Of course, racing the mare in the Classic puts Mott in a tough spot. But in the racing world--and real world, too--this is known as a nice problem to have. Obviously, the competition will be MUCH more difficult, especially given this year’s strong class of older and 3-year-old males.
But what a race it would be!
THAT Hansen parlays his romp in the Iowa Derby into a similar effort in the West Virginia Derby en route to the Travers, so that he walks into the Saratoga starting gate on August 25 in top form. Why?
Because I’d love to find out whether added maturity will get him the entire 10 furlongs in top company, and because he’s such a cool horse that he would no longer need publicity stunts for people to stand up and take notice that he’s more than just another handsome face.
I’D like to see Rosie Napravnik, at this stage developmentally ahead of Hall of Famer Julie Krone, win a Breeders’ Cup race.

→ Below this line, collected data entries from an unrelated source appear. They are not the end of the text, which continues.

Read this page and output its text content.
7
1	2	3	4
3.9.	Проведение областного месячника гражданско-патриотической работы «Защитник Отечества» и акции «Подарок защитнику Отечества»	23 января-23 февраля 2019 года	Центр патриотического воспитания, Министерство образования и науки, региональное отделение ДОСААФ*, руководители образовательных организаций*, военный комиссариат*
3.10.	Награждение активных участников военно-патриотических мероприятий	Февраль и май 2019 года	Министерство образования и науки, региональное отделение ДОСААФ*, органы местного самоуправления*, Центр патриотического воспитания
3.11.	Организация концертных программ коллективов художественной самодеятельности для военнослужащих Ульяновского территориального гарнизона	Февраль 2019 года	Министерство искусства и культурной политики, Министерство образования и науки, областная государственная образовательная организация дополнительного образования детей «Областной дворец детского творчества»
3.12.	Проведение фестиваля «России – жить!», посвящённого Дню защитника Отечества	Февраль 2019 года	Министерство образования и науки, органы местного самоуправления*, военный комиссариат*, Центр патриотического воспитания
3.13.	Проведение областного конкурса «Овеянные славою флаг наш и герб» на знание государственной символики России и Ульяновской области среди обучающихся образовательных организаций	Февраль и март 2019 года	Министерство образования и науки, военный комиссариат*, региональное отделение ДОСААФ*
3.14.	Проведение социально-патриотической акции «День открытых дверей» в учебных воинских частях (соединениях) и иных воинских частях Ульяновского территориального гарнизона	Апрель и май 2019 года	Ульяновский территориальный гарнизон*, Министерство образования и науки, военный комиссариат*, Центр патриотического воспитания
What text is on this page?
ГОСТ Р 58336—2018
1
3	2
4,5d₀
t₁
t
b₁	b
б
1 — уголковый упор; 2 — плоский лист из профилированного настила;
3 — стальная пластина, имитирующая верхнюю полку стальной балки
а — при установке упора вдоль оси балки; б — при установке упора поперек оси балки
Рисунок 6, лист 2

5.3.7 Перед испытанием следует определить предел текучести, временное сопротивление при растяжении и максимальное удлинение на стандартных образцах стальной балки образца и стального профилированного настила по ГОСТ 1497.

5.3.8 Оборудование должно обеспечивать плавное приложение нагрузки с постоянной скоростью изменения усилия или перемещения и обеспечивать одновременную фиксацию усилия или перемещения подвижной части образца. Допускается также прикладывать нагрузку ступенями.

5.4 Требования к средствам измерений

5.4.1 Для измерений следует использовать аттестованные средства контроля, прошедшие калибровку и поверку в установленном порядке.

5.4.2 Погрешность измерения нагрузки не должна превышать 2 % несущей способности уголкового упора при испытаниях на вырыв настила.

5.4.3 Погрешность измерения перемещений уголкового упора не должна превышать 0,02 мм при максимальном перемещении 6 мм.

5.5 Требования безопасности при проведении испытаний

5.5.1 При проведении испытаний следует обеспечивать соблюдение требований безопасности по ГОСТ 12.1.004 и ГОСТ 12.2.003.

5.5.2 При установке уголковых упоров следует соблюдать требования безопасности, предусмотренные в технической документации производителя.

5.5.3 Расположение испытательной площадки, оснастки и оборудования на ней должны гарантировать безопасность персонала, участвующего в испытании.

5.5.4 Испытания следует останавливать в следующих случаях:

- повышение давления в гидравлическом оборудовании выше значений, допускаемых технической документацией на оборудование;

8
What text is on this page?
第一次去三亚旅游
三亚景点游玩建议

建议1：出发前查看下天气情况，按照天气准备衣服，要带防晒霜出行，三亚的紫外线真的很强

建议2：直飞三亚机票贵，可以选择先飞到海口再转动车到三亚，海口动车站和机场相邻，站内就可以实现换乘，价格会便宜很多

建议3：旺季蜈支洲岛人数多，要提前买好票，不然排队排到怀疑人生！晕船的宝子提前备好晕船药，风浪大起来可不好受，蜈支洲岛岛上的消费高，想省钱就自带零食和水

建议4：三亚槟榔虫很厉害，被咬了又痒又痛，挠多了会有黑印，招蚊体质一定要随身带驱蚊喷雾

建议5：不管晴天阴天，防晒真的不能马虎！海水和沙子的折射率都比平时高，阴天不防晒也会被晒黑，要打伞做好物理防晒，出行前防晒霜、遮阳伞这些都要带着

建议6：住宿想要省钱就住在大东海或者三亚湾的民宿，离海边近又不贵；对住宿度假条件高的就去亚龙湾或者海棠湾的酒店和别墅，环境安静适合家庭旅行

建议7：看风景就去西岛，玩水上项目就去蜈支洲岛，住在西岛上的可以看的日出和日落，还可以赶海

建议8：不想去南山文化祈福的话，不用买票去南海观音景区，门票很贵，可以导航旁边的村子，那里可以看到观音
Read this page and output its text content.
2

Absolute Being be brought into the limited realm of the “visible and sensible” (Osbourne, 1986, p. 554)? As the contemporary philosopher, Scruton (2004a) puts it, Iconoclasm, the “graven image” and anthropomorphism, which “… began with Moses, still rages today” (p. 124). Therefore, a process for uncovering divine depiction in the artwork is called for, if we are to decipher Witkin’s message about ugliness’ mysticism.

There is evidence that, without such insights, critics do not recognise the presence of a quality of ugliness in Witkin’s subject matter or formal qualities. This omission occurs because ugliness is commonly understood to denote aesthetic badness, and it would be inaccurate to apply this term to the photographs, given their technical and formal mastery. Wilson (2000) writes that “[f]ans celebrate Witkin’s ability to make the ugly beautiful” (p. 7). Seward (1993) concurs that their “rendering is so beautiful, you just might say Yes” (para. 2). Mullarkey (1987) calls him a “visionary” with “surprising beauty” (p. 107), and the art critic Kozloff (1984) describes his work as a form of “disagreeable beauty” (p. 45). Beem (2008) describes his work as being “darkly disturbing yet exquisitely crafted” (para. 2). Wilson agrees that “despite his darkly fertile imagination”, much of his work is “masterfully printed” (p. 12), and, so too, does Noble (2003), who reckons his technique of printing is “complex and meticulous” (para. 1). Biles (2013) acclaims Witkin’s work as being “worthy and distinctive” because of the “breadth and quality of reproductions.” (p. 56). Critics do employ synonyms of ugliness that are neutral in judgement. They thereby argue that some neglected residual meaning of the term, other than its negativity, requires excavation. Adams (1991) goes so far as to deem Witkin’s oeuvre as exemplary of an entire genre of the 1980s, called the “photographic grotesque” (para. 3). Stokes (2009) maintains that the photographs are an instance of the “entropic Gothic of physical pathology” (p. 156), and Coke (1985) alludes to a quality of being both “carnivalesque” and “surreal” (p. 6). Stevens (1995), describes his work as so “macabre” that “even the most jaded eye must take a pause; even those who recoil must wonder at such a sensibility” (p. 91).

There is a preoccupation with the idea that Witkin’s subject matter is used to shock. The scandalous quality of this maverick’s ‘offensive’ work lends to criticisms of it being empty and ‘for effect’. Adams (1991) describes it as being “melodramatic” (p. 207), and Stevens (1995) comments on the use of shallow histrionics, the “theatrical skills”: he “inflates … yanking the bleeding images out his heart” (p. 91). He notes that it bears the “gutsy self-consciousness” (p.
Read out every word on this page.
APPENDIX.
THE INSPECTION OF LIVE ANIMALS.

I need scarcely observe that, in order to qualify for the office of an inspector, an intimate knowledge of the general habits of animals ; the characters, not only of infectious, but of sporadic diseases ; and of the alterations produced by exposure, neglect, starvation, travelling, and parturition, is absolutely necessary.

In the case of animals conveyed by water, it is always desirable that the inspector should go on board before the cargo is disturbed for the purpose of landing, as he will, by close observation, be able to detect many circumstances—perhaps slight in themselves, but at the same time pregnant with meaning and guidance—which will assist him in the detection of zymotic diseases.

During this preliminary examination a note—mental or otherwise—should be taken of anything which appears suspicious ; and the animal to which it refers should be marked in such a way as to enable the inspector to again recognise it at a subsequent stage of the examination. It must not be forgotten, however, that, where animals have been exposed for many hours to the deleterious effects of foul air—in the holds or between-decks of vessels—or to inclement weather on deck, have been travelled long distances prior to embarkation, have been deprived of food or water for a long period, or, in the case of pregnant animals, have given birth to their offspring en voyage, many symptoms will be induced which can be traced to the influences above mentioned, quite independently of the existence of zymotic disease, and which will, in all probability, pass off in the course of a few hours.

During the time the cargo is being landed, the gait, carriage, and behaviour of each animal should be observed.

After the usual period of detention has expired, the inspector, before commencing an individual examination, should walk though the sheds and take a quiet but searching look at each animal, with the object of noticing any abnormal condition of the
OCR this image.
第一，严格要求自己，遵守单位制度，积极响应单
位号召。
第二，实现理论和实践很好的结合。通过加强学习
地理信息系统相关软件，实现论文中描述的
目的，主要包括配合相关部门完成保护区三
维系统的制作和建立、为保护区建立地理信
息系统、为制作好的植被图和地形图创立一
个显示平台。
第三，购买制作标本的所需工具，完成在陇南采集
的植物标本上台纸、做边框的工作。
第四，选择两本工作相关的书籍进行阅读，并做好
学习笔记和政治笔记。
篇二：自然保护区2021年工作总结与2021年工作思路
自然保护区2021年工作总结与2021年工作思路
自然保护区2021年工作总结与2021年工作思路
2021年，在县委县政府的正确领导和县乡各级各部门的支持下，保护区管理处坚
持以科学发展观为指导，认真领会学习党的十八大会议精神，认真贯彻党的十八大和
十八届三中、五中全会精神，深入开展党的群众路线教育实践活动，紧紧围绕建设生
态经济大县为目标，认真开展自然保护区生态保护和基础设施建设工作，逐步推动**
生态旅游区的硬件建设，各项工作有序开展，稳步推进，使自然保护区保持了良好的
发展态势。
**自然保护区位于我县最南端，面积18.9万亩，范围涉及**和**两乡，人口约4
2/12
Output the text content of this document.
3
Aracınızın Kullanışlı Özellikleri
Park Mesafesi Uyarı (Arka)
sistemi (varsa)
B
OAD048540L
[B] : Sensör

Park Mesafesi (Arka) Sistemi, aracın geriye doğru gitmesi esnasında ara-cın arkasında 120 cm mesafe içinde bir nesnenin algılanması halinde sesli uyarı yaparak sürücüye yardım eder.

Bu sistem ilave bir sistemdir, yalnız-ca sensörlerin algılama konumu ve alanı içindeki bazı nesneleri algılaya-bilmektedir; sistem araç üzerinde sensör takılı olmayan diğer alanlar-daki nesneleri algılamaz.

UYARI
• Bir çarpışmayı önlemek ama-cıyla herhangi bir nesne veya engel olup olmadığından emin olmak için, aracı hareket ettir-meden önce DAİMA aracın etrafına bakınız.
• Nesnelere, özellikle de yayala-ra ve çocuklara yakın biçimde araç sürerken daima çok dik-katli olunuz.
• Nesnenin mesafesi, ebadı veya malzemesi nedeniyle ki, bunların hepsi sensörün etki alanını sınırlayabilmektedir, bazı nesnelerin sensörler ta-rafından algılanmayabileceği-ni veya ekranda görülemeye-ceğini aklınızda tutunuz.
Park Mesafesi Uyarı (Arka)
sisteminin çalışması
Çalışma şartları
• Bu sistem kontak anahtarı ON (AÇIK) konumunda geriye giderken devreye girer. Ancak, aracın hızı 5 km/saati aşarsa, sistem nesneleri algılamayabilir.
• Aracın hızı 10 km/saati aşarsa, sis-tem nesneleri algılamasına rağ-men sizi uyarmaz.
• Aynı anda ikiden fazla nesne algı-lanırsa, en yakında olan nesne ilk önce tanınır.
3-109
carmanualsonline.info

Wouldn’t it be great if Ms. Napravnik could secure a live mount in the Classic and get done what Chantal Sutherland came so agonizingly close to accomplishing last year with Game On Dude?
Wouldn’t it be even better if Game On Dude, who appears right on time, can get there again and the world could watch two women go at it in what would be no less than a stretch duel for the ages?
I’D like to see Bodemeister win an important Grade 1 so that the wag who voted him the #1 horse in all the land can regain some dignity.
If Bode (#8) could win the Haskell, beating Union Rags (#10) in the process, the results would make all who care about the NTRA rankings feel better about an overall standing that places a dual Classics runnerup ahead of an actual Classics winner.
Personalities, opinions, and handicapping notwithstanding, isn’t victory ultimately a greater accomplishment?